Thirty southern white rhinos have been packed into a jumbo jet and flown from South Africa to Rwanda – the largest single relocation of the species. The endangered two-ton animals were tranquillised before their 2,100-mile journey to Akagera National Park, where it’s hoped they’ll be safer from poachers than back home. In South Africa an average of three rhinos a day are killed for their horns.
Inside politics
When a group of new-age religious pilgrims stopped at a farm shop near Chequers in 2019, says Giles Fraser in UnHerd, Boris Johnson was in there getting his groceries. Not knowing what to say, they started singing: “Listen to your heart, listen to your heart. Let love guide you.” According to one member of the group, the PM was strangely moved: “His mouth is just open, he has his hand on his heart, he has tears in his eyes.” He was later overheard discussing the group with his then girlfriend, Carrie Symonds, outside: “Where have they come from, it’s like they have emerged from the Earth?”
On the way out
The barbering service at London gentlemen’s club the Cavalry and Guards, which has been chopped after nearly a century of haircuts. Philip Kyriacou, 85, had been the club’s barber for 33 years. The pandemic forced him out of business, says Jack Malvern in The Times, although “the club’s discovery that he had been paying the same rent for his concession since 1988 may also have played a part”.
Quoted
Quoted 06-12
“Truth is incontrovertible. Panic may resent it, ignorance may deride it, malice may distort it, but there it is.”
Winston Churchill
Snapshot answer
It’s Richard E Grant’s breakfast, lunch and supper at the four-star Holiday Inn at Gatwick airport.

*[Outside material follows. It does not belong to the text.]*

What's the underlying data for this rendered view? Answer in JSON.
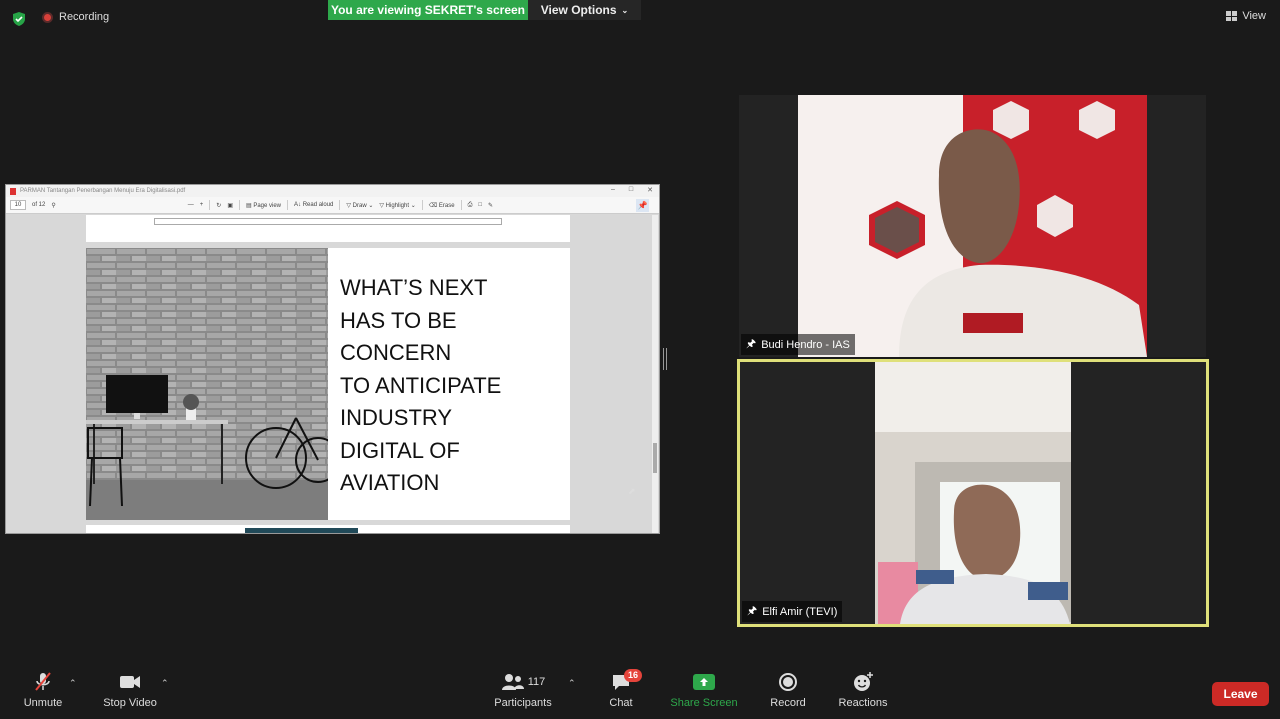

The Withnail & I star is being charged £228 a night while he spends 10 days in quarantine after returning from a visit to his 90-year-old mother in Eswatini. After he complained on Twitter, not all his followers were sympathetic: “Many families in the UK would love that food on their plates tonight,” replied one. Another, channelling Withnail, tweeted: “For £228 per day I’d expect the finest wines available to humanity.”
Noted
A few years ago Milan was Italy’s ugly duckling, says Elena Clavarino in Air Mail. Except during Fashion Week, it was grey and unwelcoming. But since the 2015 Expo, “a brash, braggadocio-filled international exhibition”, the city has been reclaiming its 1980s glory days. Luxury flats have sprung up and world-class art museums such as the Fondazione Prada have opened. When I said I was moving from Milan to New York, one café owner said: “Why are you going there? All the New Yorkers are here now!”